Controller: The last major component of the system is the large, dedicated control panel of the DDR-10. This is where Sound Tools ends and the Otari DDR-10 begins. The controller eliminates a great deal of the "mouse" work necessary to run the program by combining various key strokes and cursor movements into the push of a button (macros). The result is a more "broadcast oriented" approach to the Sound Tools system.

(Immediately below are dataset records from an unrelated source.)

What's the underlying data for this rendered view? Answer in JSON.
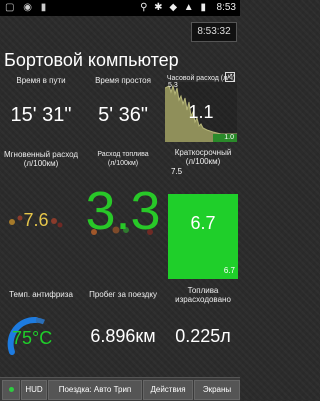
{
  "status_bar": {
    "left_icons": "▢ ◉ ▮",
    "right_icons": "⚲ ✱ ◆ ▲ ▮",
    "time": "8:53"
  },
  "time_box": "8:53:32",
  "title": "Бортовой компьютер",
  "trip_time": {
    "label": "Время в пути",
    "value": "15' 31\""
  },
  "idle_time": {
    "label": "Время простоя",
    "value": "5' 36\""
  },
  "hourly": {
    "label": "Часовой расход (л/ч)",
    "top_value": "5.3",
    "value": "1.1",
    "bottom_value": "1.0"
  },
  "instant": {
    "label": "Мгновенный расход (л/100км)",
    "value": "7.6"
  },
  "fuel_per_100": {
    "label": "Расход топлива (л/100км)",
    "value": "3.3"
  },
  "short_term": {
    "label": "Краткосрочный (л/100км)",
    "top_value": "7.5",
    "value": "6.7",
    "bottom_value": "6.7",
    "fill_fraction": 0.72
  },
  "coolant": {
    "label": "Темп. антифриза",
    "value": "75°C"
  },
  "trip_distance": {
    "label": "Пробег за поездку",
    "value": "6.896км"
  },
  "trip_fuel": {
    "label": "Топлива израсходовано",
    "value": "0.225л"
  },
  "bottom_bar": {
    "hud": "HUD",
    "trip": "Поездка: Авто Трип",
    "actions": "Действия",
    "screens": "Экраны"
  },
  "colors": {
    "green": "#1fcf2a",
    "blue": "#1d7be0"
  }
}
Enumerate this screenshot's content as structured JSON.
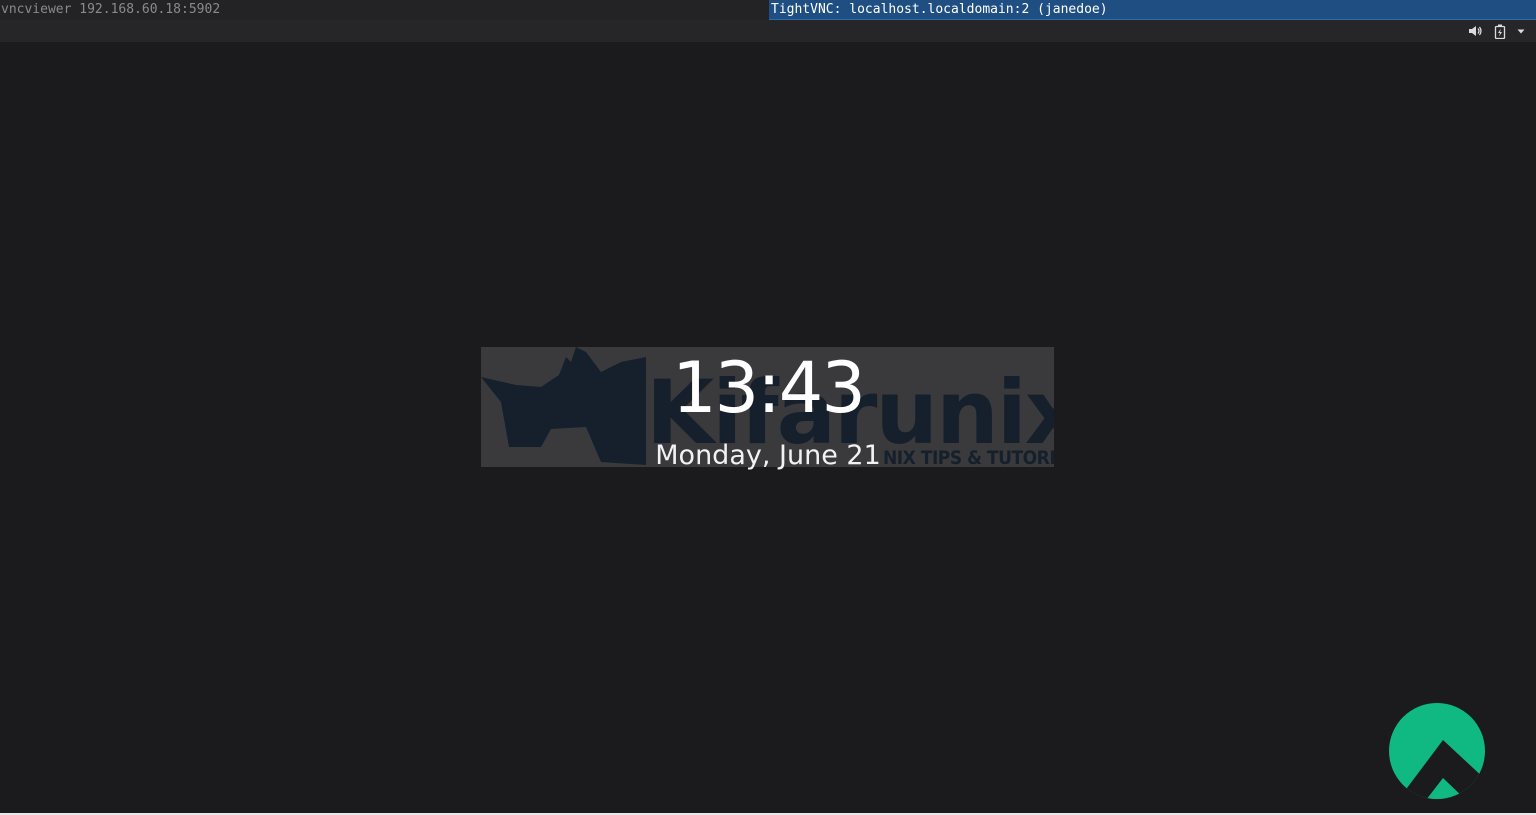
{
  "window": {
    "command_title": "vncviewer 192.168.60.18:5902",
    "vnc_title": "TightVNC: localhost.localdomain:2 (janedoe)"
  },
  "status_area": {
    "icons": [
      "volume-icon",
      "battery-icon",
      "dropdown-arrow-icon"
    ]
  },
  "lock_screen": {
    "time": "13:43",
    "date": "Monday, June 21"
  },
  "wallpaper": {
    "logo_text": "Kifarunix",
    "tagline": "NIX TIPS & TUTORIALS"
  },
  "colors": {
    "background": "#1b1b1d",
    "title_highlight": "#1f4f82",
    "distro_logo": "#10b981"
  }
}
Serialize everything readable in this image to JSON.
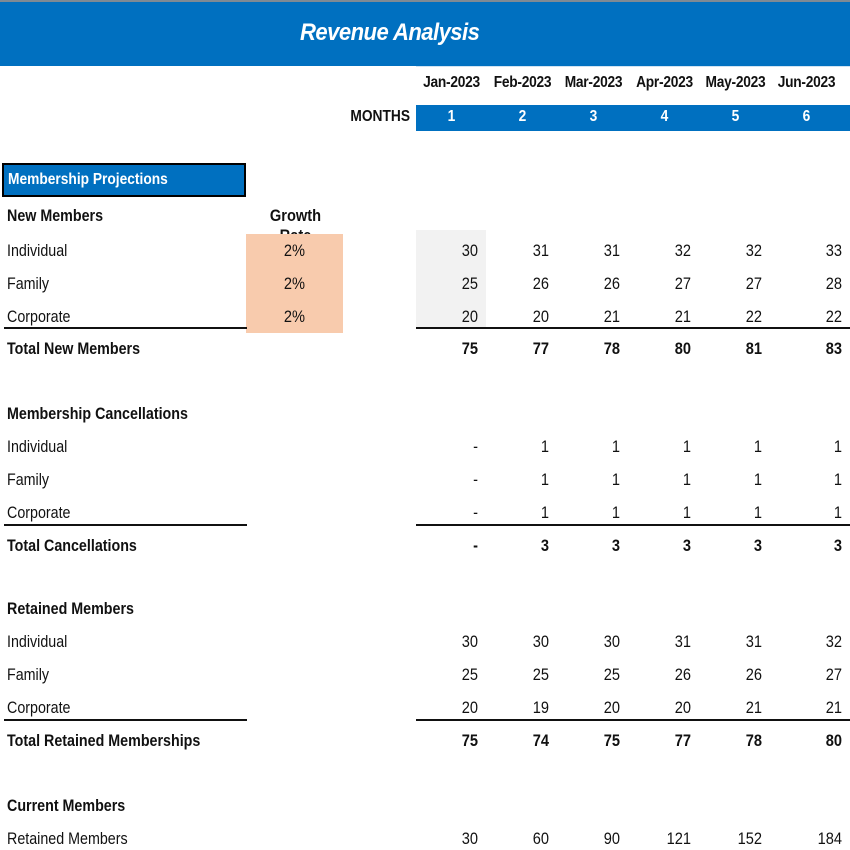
{
  "title": "Revenue Analysis",
  "months_label": "MONTHS",
  "month_dates": [
    "Jan-2023",
    "Feb-2023",
    "Mar-2023",
    "Apr-2023",
    "May-2023",
    "Jun-2023"
  ],
  "month_numbers": [
    "1",
    "2",
    "3",
    "4",
    "5",
    "6"
  ],
  "colors": {
    "header_blue": "#0070c0",
    "growth_input": "#f8cbad",
    "input_gray": "#f2f2f2"
  },
  "section_title": "Membership Projections",
  "growth_rate_header": "Growth Rate",
  "new_members": {
    "heading": "New Members",
    "rows": [
      {
        "label": "Individual",
        "growth": "2%",
        "values": [
          "30",
          "31",
          "31",
          "32",
          "32",
          "33"
        ]
      },
      {
        "label": "Family",
        "growth": "2%",
        "values": [
          "25",
          "26",
          "26",
          "27",
          "27",
          "28"
        ]
      },
      {
        "label": "Corporate",
        "growth": "2%",
        "values": [
          "20",
          "20",
          "21",
          "21",
          "22",
          "22"
        ]
      }
    ],
    "total": {
      "label": "Total New Members",
      "values": [
        "75",
        "77",
        "78",
        "80",
        "81",
        "83"
      ]
    }
  },
  "cancellations": {
    "heading": "Membership Cancellations",
    "rows": [
      {
        "label": "Individual",
        "values": [
          "-",
          "1",
          "1",
          "1",
          "1",
          "1"
        ]
      },
      {
        "label": "Family",
        "values": [
          "-",
          "1",
          "1",
          "1",
          "1",
          "1"
        ]
      },
      {
        "label": "Corporate",
        "values": [
          "-",
          "1",
          "1",
          "1",
          "1",
          "1"
        ]
      }
    ],
    "total": {
      "label": "Total Cancellations",
      "values": [
        "-",
        "3",
        "3",
        "3",
        "3",
        "3"
      ]
    }
  },
  "retained": {
    "heading": "Retained Members",
    "rows": [
      {
        "label": "Individual",
        "values": [
          "30",
          "30",
          "30",
          "31",
          "31",
          "32"
        ]
      },
      {
        "label": "Family",
        "values": [
          "25",
          "25",
          "25",
          "26",
          "26",
          "27"
        ]
      },
      {
        "label": "Corporate",
        "values": [
          "20",
          "19",
          "20",
          "20",
          "21",
          "21"
        ]
      }
    ],
    "total": {
      "label": "Total Retained Memberships",
      "values": [
        "75",
        "74",
        "75",
        "77",
        "78",
        "80"
      ]
    }
  },
  "current": {
    "heading": "Current Members",
    "rows": [
      {
        "label": "Retained Members",
        "values": [
          "30",
          "60",
          "90",
          "121",
          "152",
          "184"
        ]
      }
    ]
  }
}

This dedicated controller is dazzling with a ninety-nine point autolocator, current and event time with SMPTE frame display in an LED format, full transport functions, fifteen dedicated or assignable function buttons, and a metal, sample-accurate scrub wheel. A Top Of File button performs instantaneous rewind to the beginning of a sound file similar to the common Return To Zero functions of analog recorders. An Input/Repro button selects whether the DDR-10 monitors the source or a recording on the disk. In and Out buttons select "regions" of a soundfile to be cut, copied, pasted, replaced, or stored for future editing. The Scrub/Scroll and Jog/Shuttle buttons define the operating modes of the data wheel which lets you "rock" the audio just as you would with an analog reel-to-reel deck. Three Mode Select buttons enable easy switching to the three most used functions of the Sound Tools program.

While many of the DDR-10's functions are controlled by buttons on the control panel, there is still a notable amount of "mouse work" to be done when moving through the different screens. However, there is no mouse to use. Instead, the control panel of the DDR-10 offers an "Un-Mouse" which is a stationary, touch-sensitive panel. Simply touching this panel and moving your finger in any direction will move the cursor on the screen in the same direction. The Un-Mouse performs the same functions as a mouse but takes up less room to operate.